Завтракали они вдвоем, потому что Антон рано утром уехал по делам, наказав передать, что вернется лишь к вечеру и что для разъездов в распоряжении у брата будет пролетка с кучером, которая наготове стоит у крыльца.
– Вот и славно! Хорошее утро – снег идет, пролетка ждет, поедем, заодно и на Москву полюбуемся. Федор, хочешь по Москве покататься?
– Нет, не хочу, – и даже помотал головой, которая была теперь аккуратно подстрижена, – я в тайгу хочу.
– Подожди, родной, будет тебе тайга. А пока на Москву любуйся.
Но любоваться на Москву Федор не пожелал. Сидел в пролетке, молчал, и узкие глаза его были плотно прищурены. Он видел чум, дымок над его островерхой макушкой, слышал легкий перестук оленьих рогов, и казалось ему, что едет он не на пролетке, а скользит на легких нартах по свежему снегу, вокруг – все родное, знакомое, и нет ни каменных домов, ни многолюдья, а все его мытарства по дальним землям просто-напросто приснились. Вот встряхнет он сейчас головой, сбросит с себя наваждение, и забудется дурной сон, растает в небе, как легкий дымок, поднимающийся над чумом. Федор встряхнул головой, открыл глаза – узкая московская улица текла, как река, между каменных берегов, шумела, спешила, и не было ей никакого дела до отдельной пролетки, которая катилась в ряду других, и уж тем более не было никакого дела до отдельного человека.
Федор сердито прошептал что-то на родном языке и снова закрыл глаза.
Пролетка между тем подкатила к дому, где жил Абросимов. Дверь в квартиру, как и в прошлый раз, открыла миленькая горничная и сразу провела гостей в комнату, где на диване, на высоких подушках, полулежал Москвин-Волгин и улыбался во весь рот, показывая белые крепкие зубы. На колене здоровой ноги он держал тетрадь, что-то записывая в нее длинным карандашом синего цвета.
– Что, сочиняем великий роман нового века? – поинтересовался Гиацинтов.
– Увы, мой друг, увы, – Москвин-Волгин весело хохотнул и поднял карандаш вверх, – великие романы пишут великие люди, а мы так себе – газетные поденщики, вечные подносчики свежих новостей, которые забываются навсегда уже на следующий день. А хотелось бы написать большой роман и даже переплюнуть графа Толстого.
– Переплюнешь, я убежден.
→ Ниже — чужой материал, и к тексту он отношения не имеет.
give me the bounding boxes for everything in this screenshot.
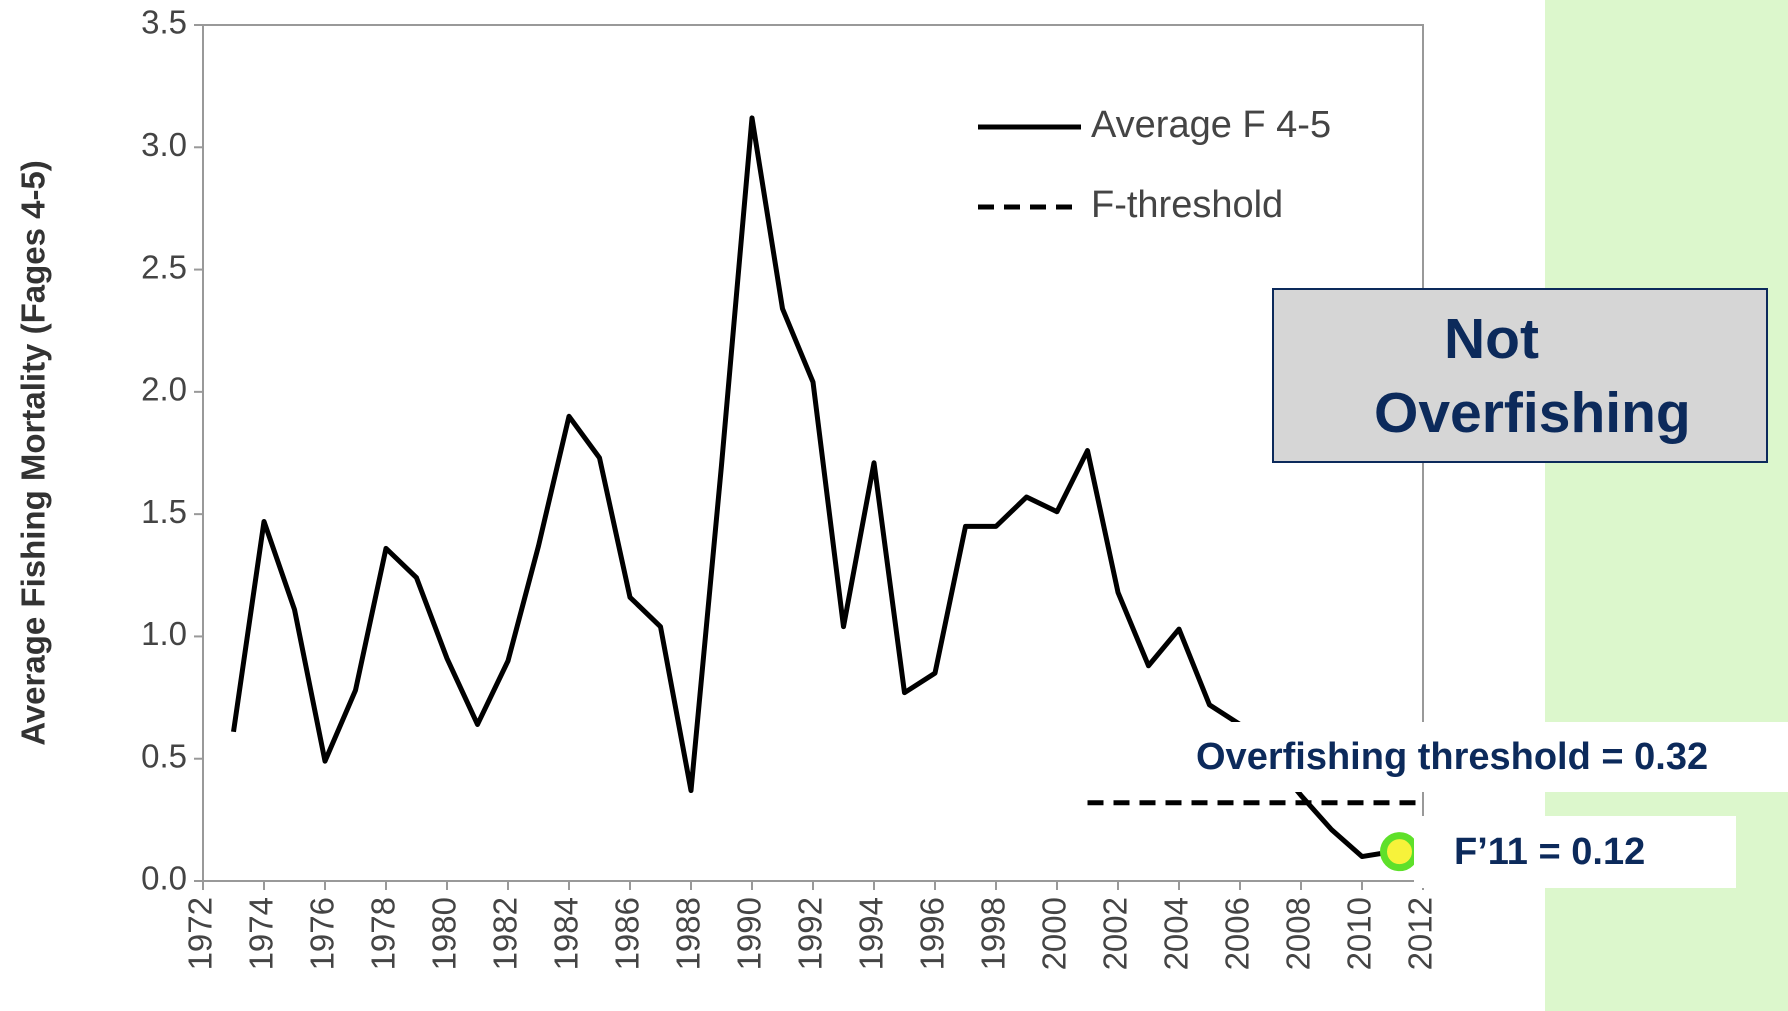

Как только псевдоним сменишь, так сразу переплюнешь! – Гиацинтов снисходительно улыбнулся и спросил: – А где Абросимов?
– Утром приехал Сокольников, ничего не объяснил, пообещал, что расскажет по дороге. Забрал Абросимова, Речицкого, и все отбыли, как по тревоге. А я нахожусь под присмотром милого создания и записываю глупые мысли, которые никак меня не покидают.
– Карандаш, пожалуй, маловат, да и тетрадка у тебя слишком тощая – не хватит их на все мысли, которые тебя обуревают, – продолжал улыбаться Гиацинтов, – как нога?
– Нога как нога, даже сгибается, а вот по поводу мыслей и твоей ехидности… Когда я стану великим писателем и под старость начну писать мемуары, нигде тебя не упомяну!
– Слава Богу, я не буду отягощать вечность своим присутствием. Ладно… Что, будем ждать?
– А чего нам остается? Только ждать. Федор, да не стой ты истуканом, садись, где нравится! Если хочешь, подремать можешь. Чайку не желаете?
– Благодарствуем. Скажи, почему они так поспешно уехали? – Гиацинтов, сам не зная, по какой причине, не мог избавиться от чувства тревоги.
– Честно – не знаю. И гадать не буду. Давай ждать.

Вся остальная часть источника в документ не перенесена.